Un tremblement de terre, c’est bon pour le PIB ; une catastrophe naturelle, une inondation, un incendie : idem. Un arbre c’est beau. C’est à la fois un capteur de CO2, un réservoir d’eau naturel et une source de vie pour son environnement proche. Sauf que le respect que pourrait inspirer un géant séculaire est beaucoup moins rentable que des chaises, des tables, des étagères, des meubles TV, des lits, du carton, du papier, etc...
Un arbre mort, ça rapporte… Comme absolument tout ce qui agonise sur la surface de notre planète.
Nos pauvres vaches sont surexploitées pour une espérance de vie réduite d’un petit tiers. Ce n’est pas pour rien que le bétail est défini comme ‘’bête de rente’’ ; les fermiers jouent avec les hormones et le cycle naturelle des vaches laitières : elles vêlent à répétition et leurs petits finissent en viande à grillade (La Coop fait fort en pub pour les grillades ces jours). Une fois morte, son cadavre est vendu à 5 francs 40 le kilo, soit environ 1'710 francs suisses et peut facilement devenir de la viande de bœuf revendue, à la Coop par exemple, jusqu’à 112 francs le kilo (suivant le morceau choisi).
Autre utilisation d’une carcasse bovine, selon un article de Pierre Le Hir, trouvé dans Le bilan du monde édition 2013 :
De la graisse animale dans le moteur.
« A la fin 2013, les français pourront rouler au diesel enrichi en graisses animales. Le groupe de grande distribution Les Mousquetaires, associé à l’entreprise Saria, a annoncé la construction, au Havre, de la première usine française de production de biocarburant à partir de sous-produits de la filière animale. Employant 25 personnes pour un chiffre d’affaire de 80 millions d’euros, cette unité de 4'000 m2, dont le coût est de 40 millions d’euros, devrait livrer 75'000 tonnes par an de biodiesel.

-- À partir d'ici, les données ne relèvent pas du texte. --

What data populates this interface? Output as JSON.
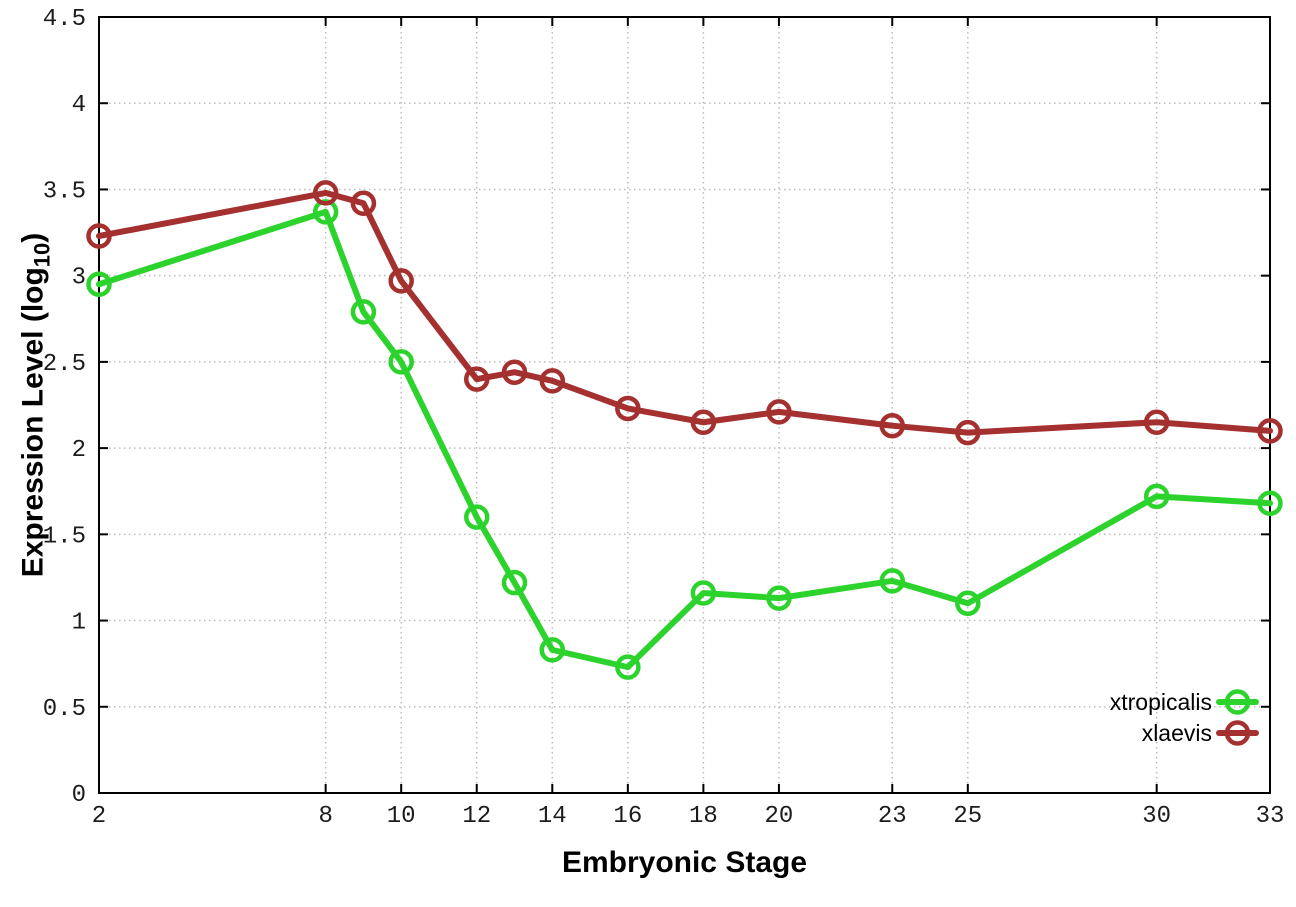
{
  "chart_data": {
    "type": "line",
    "title": "",
    "xlabel": "Embryonic Stage",
    "ylabel": "Expression Level (log10)",
    "ylabel_parts": {
      "pre": "Expression Level (log",
      "sub": "10",
      "post": ")"
    },
    "x": [
      2,
      8,
      9,
      10,
      12,
      13,
      14,
      16,
      18,
      20,
      23,
      25,
      30,
      33
    ],
    "series": [
      {
        "name": "xtropicalis",
        "color": "#2dd32d",
        "marker": "open-circle",
        "values": [
          2.95,
          3.37,
          2.79,
          2.5,
          1.6,
          1.22,
          0.83,
          0.73,
          1.16,
          1.13,
          1.23,
          1.1,
          1.72,
          1.68
        ]
      },
      {
        "name": "xlaevis",
        "color": "#a53030",
        "marker": "open-circle",
        "values": [
          3.23,
          3.48,
          3.42,
          2.97,
          2.4,
          2.44,
          2.39,
          2.23,
          2.15,
          2.21,
          2.13,
          2.09,
          2.15,
          2.1
        ]
      }
    ],
    "xlim": [
      2,
      33
    ],
    "ylim": [
      0,
      4.5
    ],
    "xticks": [
      2,
      8,
      10,
      12,
      14,
      16,
      18,
      20,
      23,
      25,
      30,
      33
    ],
    "xtick_labels": [
      "2",
      "8",
      "10",
      "12",
      "14",
      "16",
      "18",
      "20",
      "23",
      "25",
      "30",
      "33"
    ],
    "yticks": [
      0,
      0.5,
      1,
      1.5,
      2,
      2.5,
      3,
      3.5,
      4,
      4.5
    ],
    "ytick_labels": [
      "0",
      "0.5",
      "1",
      "1.5",
      "2",
      "2.5",
      "3",
      "3.5",
      "4",
      "4.5"
    ],
    "grid": true,
    "grid_style": "dotted",
    "legend_position": "inside-bottom-right",
    "colors": {
      "grid": "#bdbdbd",
      "border": "#000000",
      "tick_text": "#1c1c1c",
      "legend_text": "#000000",
      "background": "#ffffff"
    }
  }
}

De telles usines existent déjà aux Etats-Unis, en Finlande ou en Allemagne. Les graisses animales et huiles usagées, actuellement brûlées dans des chaudières, seront collectées auprès des équarrisseurs, bouchers ou restaurants, puis transformées en huile sur des sites décentralisés, avant d’être acheminées jusqu’au Havre où elles seront converties en biodiesel. Celui-ci sera alors expédié vers des dépôts pétroliers, pour être incorporé, à hauteur de 7%, au gazole vendu dans les enseignes du groupe (Intermarché, Netto et Roady).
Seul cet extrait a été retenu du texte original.